Swimming in a turbulent sea of change
Wall Street’s turmoil showed that even giant groups can collapse if they do not obey the principles of risk management.
Vietnamese corporate and state managers need to learn a lesson from the Wall Street story. The collapse of leading investment banks has been a terrible shock to the world. Investment banks like Bear Stearns, Lehman Brothers, Merrill Lynch have previously managed to overcome many trials and tribulations on the US financial market, including the great depression, but today it has also crashed. Other remaining empires in Wall Street are trying to find another path to survival. The image of Wall Street as the centre for top securities investors has disappeared.
So what is this turmoil’s lesson to Vietnam? Every investor knows that the basic principle of financial investment is “never put all eggs into one basket”. But colossal profits are too strong a temptation for many investors to resist and remember the principle. Financial companies on Wall Street became rich overnight thanks to venture investments without supervision, but it is these very investments that ruined the financial empires.
They ignored the principles of risk management and invested too much in subprime mortgage-related stocks. The Wall Street’s crash once more has made us understand that discarding a principle can cause an empire to collapse.
In Vietnam, many groups and corporations are aware of the huge profits generated from the stock exchange and property market. In fact, groups and corporations expanded operations to securities investment in 2006-2007 and established securities companies, invested in fund management companies, commercial banks and insurance companies to the tune of tens of thousands of billions of dong.
As many as over 85 per cent of enterprises took part in financial investment. But it is worth noting that the sources of funds for those investment activities were loans, raising the debt-equity ratio of many groups and corporations to as many as over three times, even more than 20 times.
According to statistics, most of enterprises listed on the two bourses of Ho Chi Minh City and Hanoi had a large proportion of debt and financial investment in their total assets. This will be a disaster if financial investments run into trouble. In fact, there was trouble and what remains is the obligation to pay debts.
Investing in the financial market are individuals and professional investment organisations (referred to as investors in general) and other investors who are listed enterprises. If investors are using their money to buy shares in listed enterprises, what are they buying when the companies they invest in use capital to re-invest in shares?

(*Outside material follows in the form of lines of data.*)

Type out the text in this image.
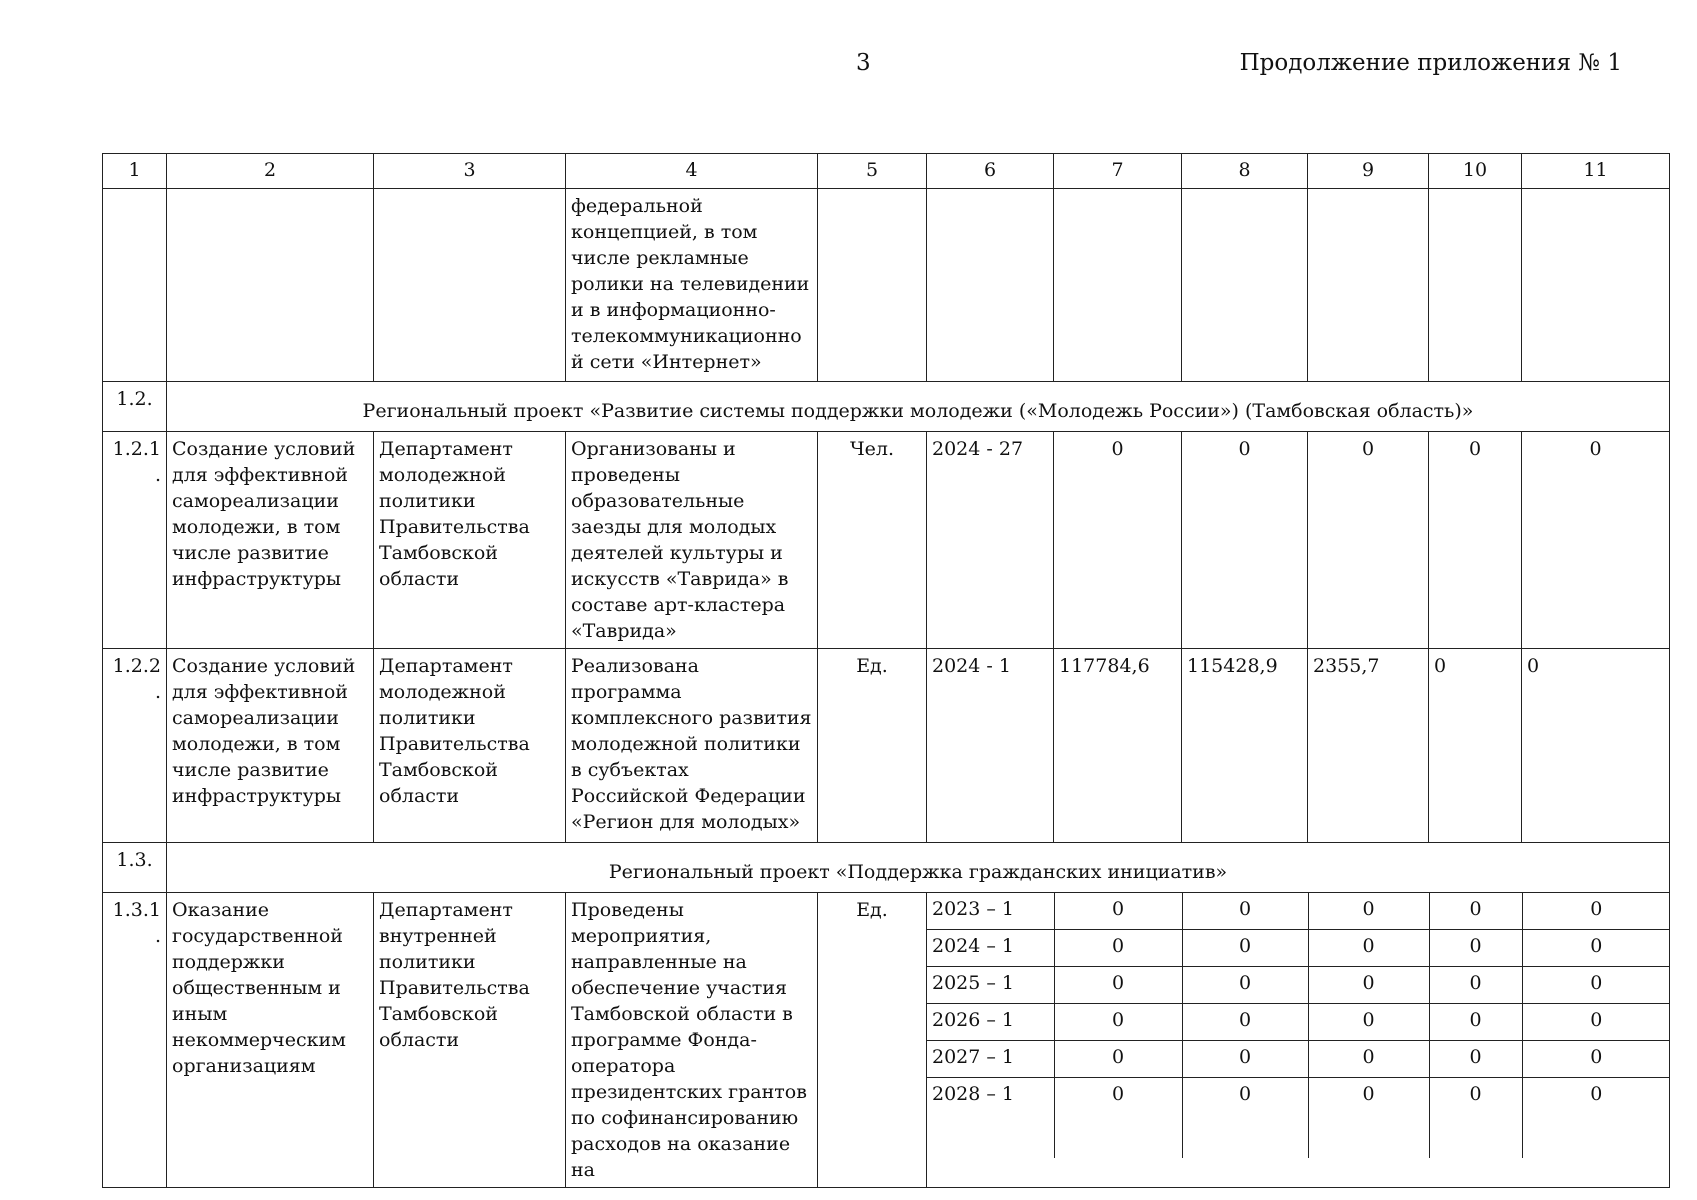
3	Продолжение приложения № 1
1	2	3	4	5	6	7	8	9	10	11
			федеральной концепцией, в том числе рекламные ролики на телевидении и в информационно-телекоммуникационной сети «Интернет»							
1.2.	Региональный проект «Развитие системы поддержки молодежи («Молодежь России») (Тамбовская область)»
1.2.1.	Создание условий для эффективной самореализации молодежи, в том числе развитие инфраструктуры	Департамент молодежной политики Правительства Тамбовской области	Организованы и проведены образовательные заезды для молодых деятелей культуры и искусств «Таврида» в составе арт-кластера «Таврида»	Чел.	2024 - 27	0	0	0	0	0
1.2.2.	Создание условий для эффективной самореализации молодежи, в том числе развитие инфраструктуры	Департамент молодежной политики Правительства Тамбовской области	Реализована программа комплексного развития молодежной политики в субъектах Российской Федерации «Регион для молодых»	Ед.	2024 - 1	117784,6	115428,9	2355,7	0	0
1.3.	Региональный проект «Поддержка гражданских инициатив»
1.3.1.	Оказание государственной поддержки общественным и иным некоммерческим организациям	Департамент внутренней политики Правительства Тамбовской области	Проведены мероприятия, направленные на обеспечение участия Тамбовской области в программе Фонда-оператора президентских грантов по софинансированию расходов на оказание на	Ед.	2023 – 1	0	0	0	0	0
2024 – 1	0	0	0	0	0
2025 – 1	0	0	0	0	0
2026 – 1	0	0	0	0	0
2027 – 1	0	0	0	0	0
2028 – 1	0	0	0	0	0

If investors think they are intelligent, success will be theirs. In other words, listed enterprises are those who fail but when listed enterprises fail in financial investment, they hold assets of low value. So where do profits come from when investors are holding an enterprise with assets of low value? Is it from within the enterprise?
Meanwhile, the company’s funds come from loans. So, the assets of low value of listed enterprises belong to creditors who venture their money too much when they lend it to listed companies for financial investment.
Conversely, if this game brings success to listed enterprises, it will be all the more irrational because the investors themselves have brought profits to the listed company from their own losses. In this case, is it really necessary for these investors to participate? They are buying a share whose profit is the very money they have invested.
Not having to suffer such a tragic end as that of the American groups, the decline of the Vietnamese stock exchange only caused many listed companies to suffer losses, but it indicated a big problem in risk management.
Firstly, many listed companies put many eggs in the financial investment basket. Financial investment is a risky activity, so paying too much attention to this activity may cause companies to suffer losses. Secondly, state management agencies’ supervision over financial investment companies is very weak.
There are no agencies strong enough to supervise these investment activities. The collapse of US financial companies showed that it is the investment banks which lacked supervision like Bear Stearns and Lehman Brothers that were doomed to collapse, but not the Bank of America and Citigroup which were closely supervised by Fed.
Now, nobody knows what consequences will happen to Vietnamese enterprises which have used loans for financial investment purposes.
Many said selling short was one of the instruments leading to Lehman Brothers’ crash. NYSE statistics from September 15-19 showed that the volume of shares sold short increased 41 per cent, from 32 million shares to 108 million shares. SEC (US Securities and Exchange Commission) immediately stopped the dealing.
Short sale itself contributes to increasing the liquidity of the market, but is very risky when the stock market is in trouble. In Vietnam, the stock repo activity has been allowed by the Law on Securities, but there is not any legal documents managing this activity.
There is no guarantee that the repurchase activity is not exploited when the Vietnam’s stock exchange rallies briskly. Attractive profits can cause a number of companies to proceed with repo activities even when they do not grasp the securities situation.
Securities collateral is still a lesson to managers. Belated supervision came when the securities collateral market developed strongly caused Directive 03 to become a tidal wave for the stock exchange. So the State Securities Commission and the Ministry of Finance should put it under supervision as soon as possible, rather than postponing the issuing of guiding instructions till 2009.